Мать вошла в комнату к отцу, и Камлаев услышал, как отец заговорил. И голоса этого Камлаев не узнал совершенно. Этот голос был оскорбителен предельной полнотой сходства с отцовским. То, что было голосом отца, как-то глухо, безлично сипело, и именно эта прибитость, пришибленность, устраненность, убранность личности из отцовского голоса резанула Камлаева по ушам. Да что же это такое произошло? Не сняли ли его со всех занимаемых постов? Не умертвили ли его последнее и любимое детище — автомобильный завод, на котором с конвейера сходили доморощенные копии моделей итальянского концерна «FIAT»? О том, чтобы проводить его в шестьдесят один год на заслуженный отдых, не могло быть и речи: то было время руководителей-долгожителей, а до старческого маразма, до постыдной немощи отцу было так же далеко, как до Луны. Его могли только отставить, изгнать как ярого ненавистника плановой экономики, как человека, органически не способного к подчинению. Многим он действительно был как кость в горле — в своем настойчиво-неуклонном стремлении добиться максимальной автономности подчиненной ему отрасли производства, отца за глаза называли удельным автомобильным князем.

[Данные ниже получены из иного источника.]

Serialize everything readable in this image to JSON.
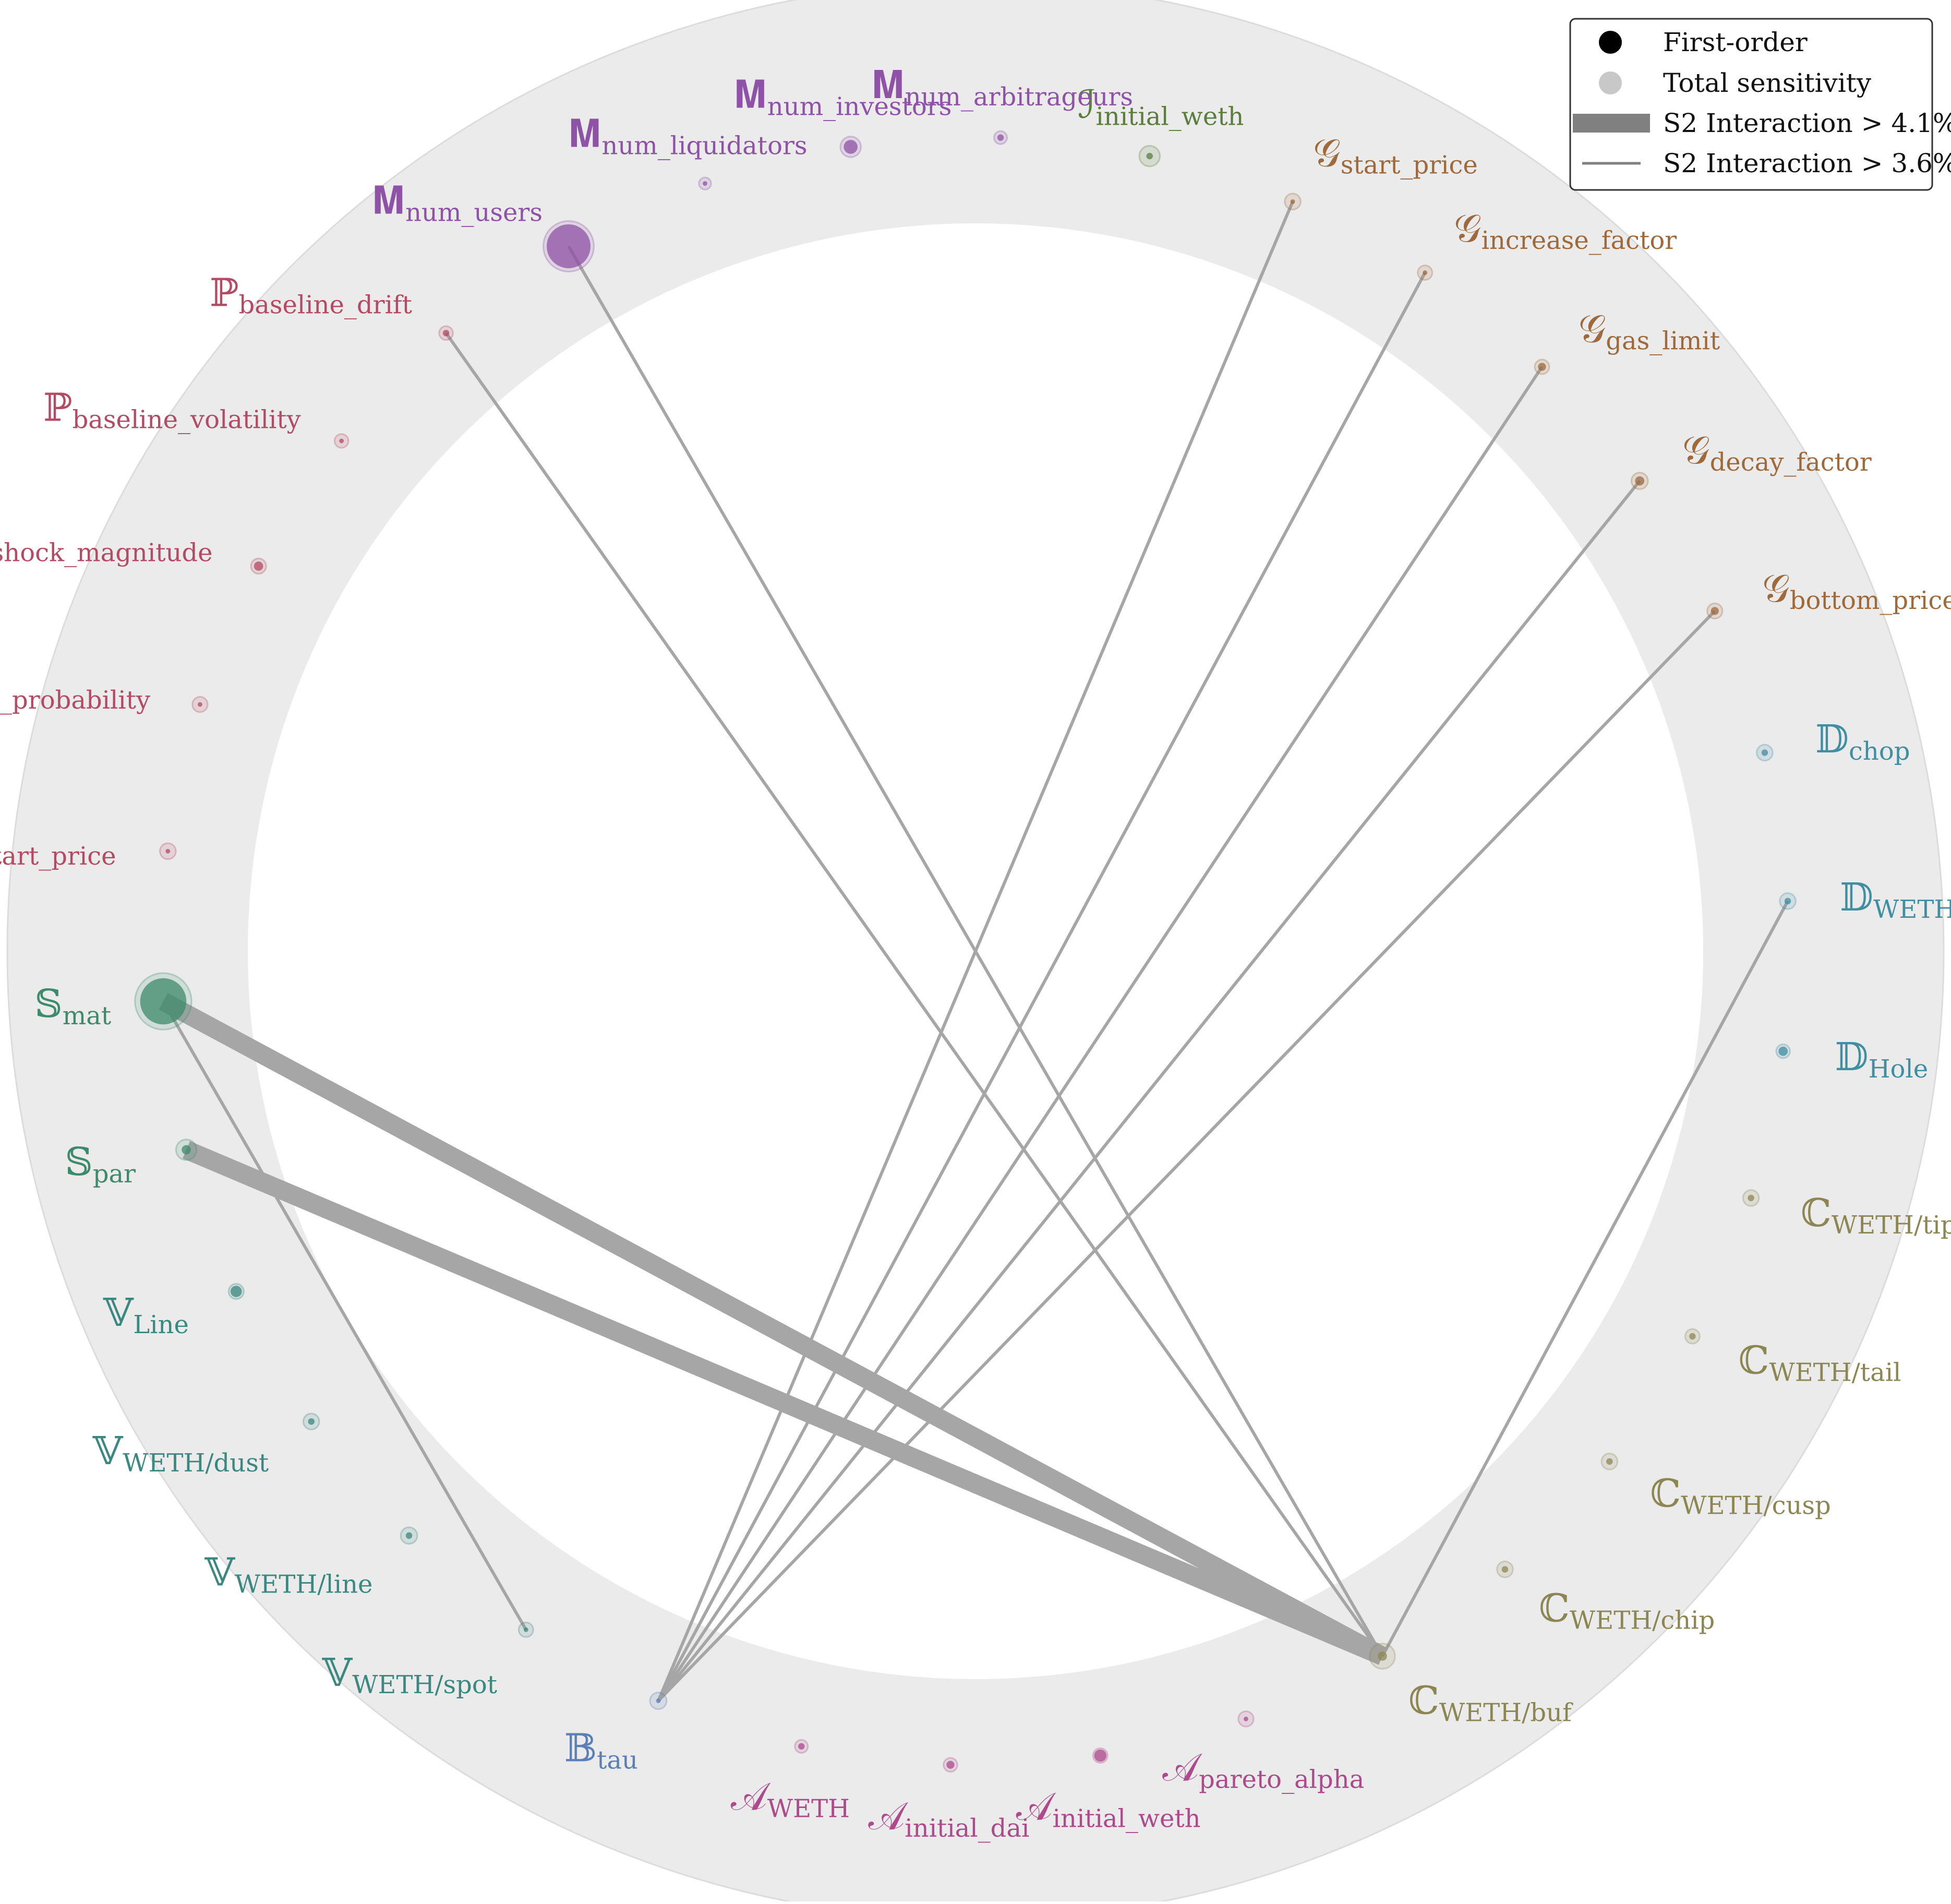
{
  "legend": {
    "first_order": "First-order",
    "total_sensitivity": "Total sensitivity",
    "s2_strong": "S2 Interaction > 4.1%",
    "s2_weak": "S2 Interaction > 3.6%"
  },
  "colors": {
    "ring": "#ebebeb",
    "edge": "#a6a6a6",
    "C": "#8c8752",
    "D": "#3f8ea1",
    "G": "#9e6a3c",
    "I": "#5b7d3e",
    "M": "#8e52a6",
    "P": "#b44a63",
    "S": "#3d8a6c",
    "V": "#3b8880",
    "B": "#5b7fb6",
    "A": "#ac4a8c"
  },
  "nodes": [
    {
      "id": "C_buf",
      "group": "C",
      "symbol": "ℂ",
      "sub": "WETH/buf",
      "first": 0.004,
      "total": 0.03
    },
    {
      "id": "C_chip",
      "group": "C",
      "symbol": "ℂ",
      "sub": "WETH/chip",
      "first": 0.002,
      "total": 0.012
    },
    {
      "id": "C_cusp",
      "group": "C",
      "symbol": "ℂ",
      "sub": "WETH/cusp",
      "first": 0.002,
      "total": 0.012
    },
    {
      "id": "C_tail",
      "group": "C",
      "symbol": "ℂ",
      "sub": "WETH/tail",
      "first": 0.002,
      "total": 0.01
    },
    {
      "id": "C_tip",
      "group": "C",
      "symbol": "ℂ",
      "sub": "WETH/tip",
      "first": 0.002,
      "total": 0.012
    },
    {
      "id": "D_Hole",
      "group": "D",
      "symbol": "𝔻",
      "sub": "Hole",
      "first": 0.004,
      "total": 0.009
    },
    {
      "id": "D_hole",
      "group": "D",
      "symbol": "𝔻",
      "sub": "WETH/hole",
      "first": 0.002,
      "total": 0.012
    },
    {
      "id": "D_chop",
      "group": "D",
      "symbol": "𝔻",
      "sub": "chop",
      "first": 0.002,
      "total": 0.012
    },
    {
      "id": "G_bottom",
      "group": "G",
      "symbol": "𝒢",
      "sub": "bottom_price",
      "first": 0.003,
      "total": 0.011
    },
    {
      "id": "G_decay",
      "group": "G",
      "symbol": "𝒢",
      "sub": "decay_factor",
      "first": 0.004,
      "total": 0.013
    },
    {
      "id": "G_gas",
      "group": "G",
      "symbol": "𝒢",
      "sub": "gas_limit",
      "first": 0.003,
      "total": 0.01
    },
    {
      "id": "G_increase",
      "group": "G",
      "symbol": "𝒢",
      "sub": "increase_factor",
      "first": 0.001,
      "total": 0.01
    },
    {
      "id": "G_start",
      "group": "G",
      "symbol": "𝒢",
      "sub": "start_price",
      "first": 0.001,
      "total": 0.012
    },
    {
      "id": "I_weth",
      "group": "I",
      "symbol": "ℐ",
      "sub": "initial_weth",
      "first": 0.002,
      "total": 0.02
    },
    {
      "id": "M_arb",
      "group": "M",
      "symbol": "𝐌",
      "sub": "num_arbitrageurs",
      "first": 0.002,
      "total": 0.008
    },
    {
      "id": "M_inv",
      "group": "M",
      "symbol": "𝐌",
      "sub": "num_investors",
      "first": 0.009,
      "total": 0.02
    },
    {
      "id": "M_liq",
      "group": "M",
      "symbol": "𝐌",
      "sub": "num_liquidators",
      "first": 0.001,
      "total": 0.007
    },
    {
      "id": "M_users",
      "group": "M",
      "symbol": "𝐌",
      "sub": "num_users",
      "first": 0.09,
      "total": 0.12
    },
    {
      "id": "P_drift",
      "group": "P",
      "symbol": "ℙ",
      "sub": "baseline_drift",
      "first": 0.002,
      "total": 0.009
    },
    {
      "id": "P_vol",
      "group": "P",
      "symbol": "ℙ",
      "sub": "baseline_volatility",
      "first": 0.001,
      "total": 0.009
    },
    {
      "id": "P_mag",
      "group": "P",
      "symbol": "ℙ",
      "sub": "shock_magnitude",
      "first": 0.004,
      "total": 0.011
    },
    {
      "id": "P_prob",
      "group": "P",
      "symbol": "ℙ",
      "sub": "shock_probability",
      "first": 0.001,
      "total": 0.011
    },
    {
      "id": "P_start",
      "group": "P",
      "symbol": "ℙ",
      "sub": "start_price",
      "first": 0.001,
      "total": 0.012
    },
    {
      "id": "S_mat",
      "group": "S",
      "symbol": "𝕊",
      "sub": "mat",
      "first": 0.1,
      "total": 0.15
    },
    {
      "id": "S_par",
      "group": "S",
      "symbol": "𝕊",
      "sub": "par",
      "first": 0.004,
      "total": 0.02
    },
    {
      "id": "V_Line",
      "group": "V",
      "symbol": "𝕍",
      "sub": "Line",
      "first": 0.006,
      "total": 0.011
    },
    {
      "id": "V_dust",
      "group": "V",
      "symbol": "𝕍",
      "sub": "WETH/dust",
      "first": 0.002,
      "total": 0.012
    },
    {
      "id": "V_line",
      "group": "V",
      "symbol": "𝕍",
      "sub": "WETH/line",
      "first": 0.002,
      "total": 0.013
    },
    {
      "id": "V_spot",
      "group": "V",
      "symbol": "𝕍",
      "sub": "WETH/spot",
      "first": 0.001,
      "total": 0.01
    },
    {
      "id": "B_tau",
      "group": "B",
      "symbol": "𝔹",
      "sub": "tau",
      "first": 0.001,
      "total": 0.013
    },
    {
      "id": "A_WETH",
      "group": "A",
      "symbol": "𝒜",
      "sub": "WETH",
      "first": 0.002,
      "total": 0.008
    },
    {
      "id": "A_dai",
      "group": "A",
      "symbol": "𝒜",
      "sub": "initial_dai",
      "first": 0.003,
      "total": 0.009
    },
    {
      "id": "A_weth",
      "group": "A",
      "symbol": "𝒜",
      "sub": "initial_weth",
      "first": 0.007,
      "total": 0.01
    },
    {
      "id": "A_pareto",
      "group": "A",
      "symbol": "𝒜",
      "sub": "pareto_alpha",
      "first": 0.001,
      "total": 0.011
    }
  ],
  "edges": [
    {
      "from": "C_buf",
      "to": "S_mat",
      "s2": 0.043,
      "strong": true
    },
    {
      "from": "C_buf",
      "to": "S_par",
      "s2": 0.042,
      "strong": true
    },
    {
      "from": "C_buf",
      "to": "D_hole",
      "s2": 0.037,
      "strong": false
    },
    {
      "from": "C_buf",
      "to": "M_users",
      "s2": 0.037,
      "strong": false
    },
    {
      "from": "C_buf",
      "to": "P_drift",
      "s2": 0.037,
      "strong": false
    },
    {
      "from": "B_tau",
      "to": "G_bottom",
      "s2": 0.037,
      "strong": false
    },
    {
      "from": "B_tau",
      "to": "G_decay",
      "s2": 0.037,
      "strong": false
    },
    {
      "from": "B_tau",
      "to": "G_gas",
      "s2": 0.037,
      "strong": false
    },
    {
      "from": "B_tau",
      "to": "G_increase",
      "s2": 0.037,
      "strong": false
    },
    {
      "from": "B_tau",
      "to": "G_start",
      "s2": 0.037,
      "strong": false
    },
    {
      "from": "S_mat",
      "to": "V_spot",
      "s2": 0.037,
      "strong": false
    }
  ]
}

Сняли отца — не сняли, но отставка, отстранение не лишили бы его собственного голоса. К тому, что однажды снимут, отец был готов — так сидящий на бочке с порохом в любую секунду готов разлететься на ошметки. Из разговора слышно было, как мать говорит отцу, что оснований для беспокойства нет и что нужно сходить куда-то еще один раз, чтобы поставить все с головы на ноги. Дачу, что ли, они продавали?.. Тут Камлаев, дожевав последний кусок, с каким-то даже раздражением пошел поглядеть на отца — что такое стряслось со стариком? — «старик» все еще было обращением как будто к молодому сверстнику, указанием на древность дружбы, а не на дряхлость друга («ну, ты, даешь, старик», и все такое).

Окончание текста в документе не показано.